Arella stops, looking just the right amount of annoyed and ashamed. “I’ve been making my way back here. The Stormers bound me in their stripped winds and launched me into the sky. I barely managed to stop my fall, which is the only reason I survived. And they shot me so far into the desert it took me ages to make my way back.”

“Ages,” I repeat. “You couldn’t just fly back?”

“Vane, what’s wrong?” Audra asks.

“One of the Stormers told me your mom bailed on us during the fight. Ran away with her tail between her legs and left us to fend for ourselves.”

“Well, obviously he lied,” Arella insists without so much as blinking.

I’ll give her one thing—she’s a much smoother liar than her daughter. But she’s still full of crap.

“Really? ’Cause you don’t look like someone who was overpowered and flung into the middle of the desert. You don’t have a scratch on you.”

Arella tries to hold my gaze, but breaks eye contact first.

Guilty.

“I landed in a soft sand dune,” she finally explains.

I snort. “Seriously? That’s the best you’ve got?”

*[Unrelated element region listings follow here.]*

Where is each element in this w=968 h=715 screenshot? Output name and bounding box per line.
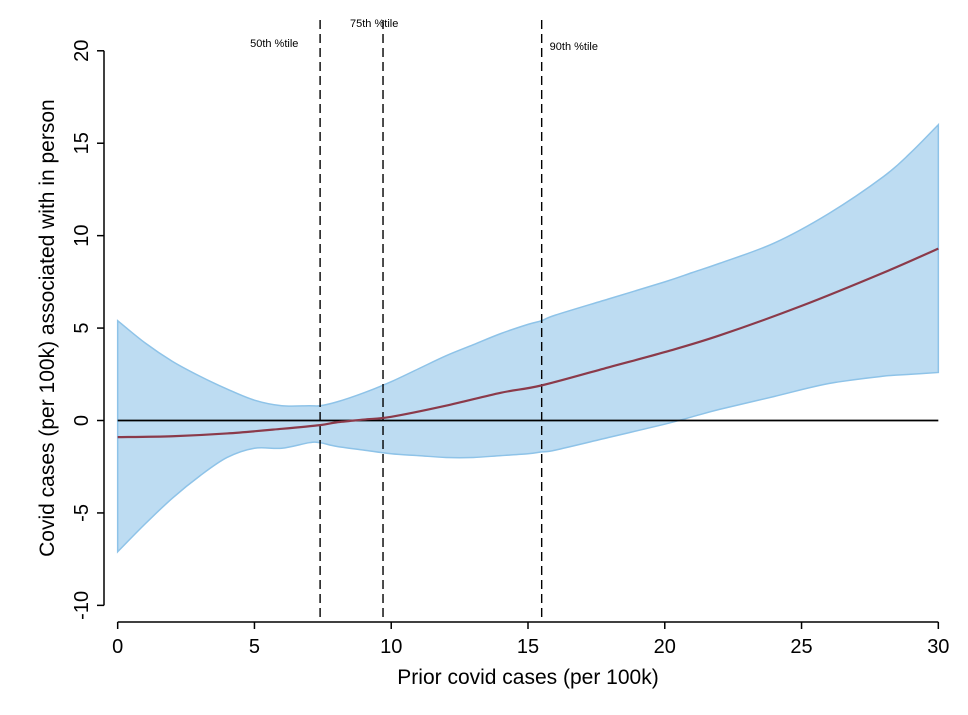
x-tick-label: 30 [927, 636, 949, 658]
estimate-line [117, 247, 939, 439]
x-tick-label: 20 [654, 636, 676, 658]
x-tick-label: 10 [380, 636, 402, 658]
y-tick-label: 20 [71, 40, 93, 62]
percentile-lines-layer: 50th %tile 75th %tile 90th %tile [250, 18, 598, 622]
confidence-band-layer [116, 122, 940, 554]
confidence-band [116, 122, 940, 554]
y-axis-title: Covid cases (per 100k) associated with i… [36, 99, 59, 557]
x-tick-label: 5 [249, 636, 260, 658]
y-tick-label: 10 [71, 225, 93, 247]
x-axis-title: Prior covid cases (per 100k) [397, 666, 658, 689]
y-tick-label: -10 [71, 591, 93, 620]
axes-layer: -10 -5 0 5 10 15 20 0 5 10 15 20 25 30 [71, 40, 949, 658]
percentile-label: 75th %tile [350, 18, 398, 30]
x-tick-label: 15 [517, 636, 539, 658]
x-tick-label: 25 [790, 636, 812, 658]
y-tick-label: -5 [71, 504, 93, 522]
y-tick-label: 5 [71, 323, 93, 334]
percentile-label: 90th %tile [550, 41, 598, 53]
y-tick-label: 0 [71, 415, 93, 426]
y-tick-label: 15 [71, 132, 93, 154]
percentile-label: 50th %tile [250, 38, 298, 50]
x-tick-label: 0 [112, 636, 123, 658]
estimate-line-layer [117, 247, 939, 439]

She doesn’t have a speck of sand on her.

“You left us?” Audra asks her mother, though she sounds more sad than angry. “When did you leave?”

“I didn’t—”

I cut Arella off before she can tell another lie. “The Stormer said she ran off as soon as they found where we were hiding—which was thanks to your stupid bird, by the way. I told you he was evil.”

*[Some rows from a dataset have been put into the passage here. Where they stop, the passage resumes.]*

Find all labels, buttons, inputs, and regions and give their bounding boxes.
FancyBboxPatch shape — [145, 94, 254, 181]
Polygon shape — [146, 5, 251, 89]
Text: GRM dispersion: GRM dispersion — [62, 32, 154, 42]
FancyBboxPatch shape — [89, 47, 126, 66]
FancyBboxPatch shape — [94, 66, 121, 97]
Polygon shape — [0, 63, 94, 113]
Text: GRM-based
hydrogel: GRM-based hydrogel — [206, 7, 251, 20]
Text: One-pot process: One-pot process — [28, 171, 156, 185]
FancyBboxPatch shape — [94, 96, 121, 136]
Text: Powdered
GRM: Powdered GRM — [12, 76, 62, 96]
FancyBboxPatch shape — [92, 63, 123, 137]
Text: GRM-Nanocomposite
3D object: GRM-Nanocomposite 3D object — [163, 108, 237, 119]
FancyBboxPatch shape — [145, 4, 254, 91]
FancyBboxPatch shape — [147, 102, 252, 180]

“Gavin’s not evil,” Audra says quietly, staring into the distance. The winds pick up around her and she closes her eyes.

It’s an Easterly, singing of unwanted change.

Audra’s eyes snap open. “Why was Gavin there?”

When no one answers, she turns to her mother. “You told me you’d send him home—and Gavin would never disobey a direct command. So why was he still at the wind farm?”

“How should I know?”

The edge to Arella’s voice doesn’t match the cool, indifferent stare she’s giving us. Neither does the way she’s rubbing nervously at the golden bracelet on her wrist.

She’s hiding something.

Audra must realize it too, because she pulls her hand away from me, backing up a few steps. “Gavin never would’ve stayed if you’d sent him home. And he never would’ve flown to me under those kind of dangerous conditions, not unless . . .”

All the color drains from her face. When she speaks again, her voice is barely louder than the whipping winds. “Did you send him to me?”

“Honestly, Audra—I don’t know what you’re—”

“Please, Mother!” Audra takes several deep breaths before she speaks again. “You’ve never forgiven me for what happened to Dad. Admit it!”